« Nor Haratch » – Madame Karine Kotchar, en 2024, l’attention du public amateur d’art français est attirée sur l’art d’Ervand Kotchar, grâce à plusieurs événements dans lesquels vous, en tant que directrice du musée Ervand Kotchar d’Erevan, et l’ancienne ambassadrice d’Arménie en France, Madame Hasmik Tolmajian, avez joué un rôle important. Il est réjouissant de voir que du 15 février au 15 avril, à l’initiative du directeur de la Galerie Minotaure parisienne, Benoît Sapiro, les œuvres d’Ervand Kotchar seront exposées dans sa galerie. Comment avez-vous réussi à organiser un tel événement à Paris ?
Karine Kotchar – 2024 ainsi que 2025 sont des années jubilaires pour Ervand Kotchar, marquant le 125e anniversaire du grand artiste. L’année 2024 a débuté par un magnifique événement : le 29 janvier, une superbe exposition s’est ouverte au Musée Picasso de Paris,
« Dans l’appartement de Léonce Rosenberg : De Chirico, Ernst, Léger, Picabia… », qui incluait également la Peinture dans l’espace créée par Maître Kotchar en 1934, appartenant à la collection du Centre Pompidou.
En 2024, de nombreux merveilleux événements ont été organisés par le musée Ervand Kotchar avec le soutien du gouvernement arménien et du ministère de l’Éducation, de la Science, de la Culture et des Sports. Comme vous l’avez déjà mentionné, un succès et une réalisation exceptionnels ont été la soirée et l’exposition organisées au Centre Pompidou à l’occasion du 125e anniversaire du grand artiste et en hommage à sa mémoire, grâce aux efforts constants de l’ancienne ambassadrice d’Arménie en France, Mme Hasmik Tolmajian, et au soutien du président du Centre Pompidou, M. Laurent Le Bon. L’exposition, ouverte le 3 décembre, présente le tableau « Les Orientales » créé par l’artiste en 1926 et la « Peinture dans l’espace » créée en 1934. Cette exposition des œuvres de Maître Kotchar se poursuivra jusqu’au 10 mars.
Et aujourd’hui, les merveilleuses créations d’Ervand Kotchar, Pablo Picasso, Fernand Léger, Francis Picabia et d’autres sont à nouveau présentées ensemble, comme il y a 100 ans. De plus, les œuvres d’Ervand Kotchar et Pablo Picasso sont exposées face à face…
En ce qui concerne cette exposition… Je suis extrêmement émue par la réalisation de cette merveilleuse exposition. C’était l’un de mes rêves, qui semblait presque irréalisable. On peut dire qu’elle a commencé dès 2022, quand j’ai rencontré très fortuitement Gisèle, la sœur de M. Sapiro. Déjà à cette époque, nous avions même trouvé un titre pour cette exposition de rêve future : « Hasard objectif »…

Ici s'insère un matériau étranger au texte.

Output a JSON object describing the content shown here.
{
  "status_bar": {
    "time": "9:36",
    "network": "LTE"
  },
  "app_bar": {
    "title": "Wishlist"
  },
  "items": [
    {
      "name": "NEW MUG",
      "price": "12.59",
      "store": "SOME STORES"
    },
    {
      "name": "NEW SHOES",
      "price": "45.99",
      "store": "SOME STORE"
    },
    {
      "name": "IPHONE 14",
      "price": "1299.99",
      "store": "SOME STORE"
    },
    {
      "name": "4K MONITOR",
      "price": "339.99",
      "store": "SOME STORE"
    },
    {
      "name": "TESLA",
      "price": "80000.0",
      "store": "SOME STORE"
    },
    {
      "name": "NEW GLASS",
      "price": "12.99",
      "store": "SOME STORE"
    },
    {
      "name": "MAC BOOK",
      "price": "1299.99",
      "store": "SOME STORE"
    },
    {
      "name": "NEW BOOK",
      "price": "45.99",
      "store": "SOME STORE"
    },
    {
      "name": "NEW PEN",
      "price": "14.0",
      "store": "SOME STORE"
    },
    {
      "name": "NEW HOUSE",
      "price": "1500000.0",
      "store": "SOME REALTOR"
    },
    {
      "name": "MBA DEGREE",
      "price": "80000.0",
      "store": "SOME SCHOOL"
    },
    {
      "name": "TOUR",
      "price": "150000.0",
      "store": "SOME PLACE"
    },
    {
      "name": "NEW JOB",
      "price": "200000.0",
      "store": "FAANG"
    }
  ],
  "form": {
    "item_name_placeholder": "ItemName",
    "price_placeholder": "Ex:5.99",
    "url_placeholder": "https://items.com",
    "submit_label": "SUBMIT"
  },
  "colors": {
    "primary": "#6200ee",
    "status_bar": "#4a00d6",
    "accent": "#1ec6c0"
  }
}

Et aujourd’hui, elle se réalise grâce au directeur de la Galerie Minotaure, M. Benoît Sapiro, à Christian Derouet, ancien conservateur en chef du Musée national d’art moderne, et au soutien et à la participation de l’historienne de l’art Maria Tyl.
Cette exposition est incroyablement exceptionnelle, nous voyons des œuvres de Kotchar dont nous ignorions totalement l’existence ou dont nous n’avions vu que des photographies en noir et blanc. Et grâce au professionnalisme et aux compétences de M. Sapiro, elles seront désormais accessibles pour des expositions, des publications et des études.
Dans le cadre de l’exposition aura également lieu le lancement du livre « Autour des archives de l’artiste ». À propos de ce merveilleux livre, je peux mentionner qu’il y a environ 20 ans, nous avions acquis et étions au courant des études de M. Christian Derouet sur la correspondance entre les célèbres artistes Léger, Picabia, Gris et le fameux mécène et collectionneur Léonce Rosenberg, mais il semblait tout aussi irréaliste de rêver même de la présentation et de l’annotation par M. Derouet de la correspondance Kotchar-Rosenberg. Aujourd’hui, c’est devenu une réalité.
« NH » – Quels ont été les principaux obstacles à une plus grande reconnaissance d’Ervand Kotchar, alors que comme le disait Waldemar George : “Le temps est venu de rendre à Kotchar créateur l’hommage qui lui est dû” ?
K. K. – Dans le pays des Soviets, contrairement à la liberté européenne, planaient les répressions staliniennes, les délations, la méfiance et la peur… Kotchar a été constamment poursuivi et persécuté pour ses principes et ses visions esthétiques, et le chemin du retour lui a été définitivement fermé… Plus encore, le 23 juin 1941, il a été emprisonné sur des accusations sans fondement ; il a été libéré en 1943.
Il semblait qu’après la mort du dirigeant soviétique Joseph Staline (1953), quelque chose devait changer dans l’empire, mais ce ne fut pas le cas. Imaginez que la première exposition personnelle d’Ervand Kotchar à Erevan n’a été inaugurée qu’environ 30 ans après son installation dans sa patrie, en 1965.
En raison de la négligence, du contournement et du manque d’appréciation à sa juste valeur de l’héritage créatif de Kotchar, en particulier de sa période parisienne, son nom a été progressivement oublié, et ses œuvres, particulièrement de sa période parisienne, ont été systématiquement ignorées.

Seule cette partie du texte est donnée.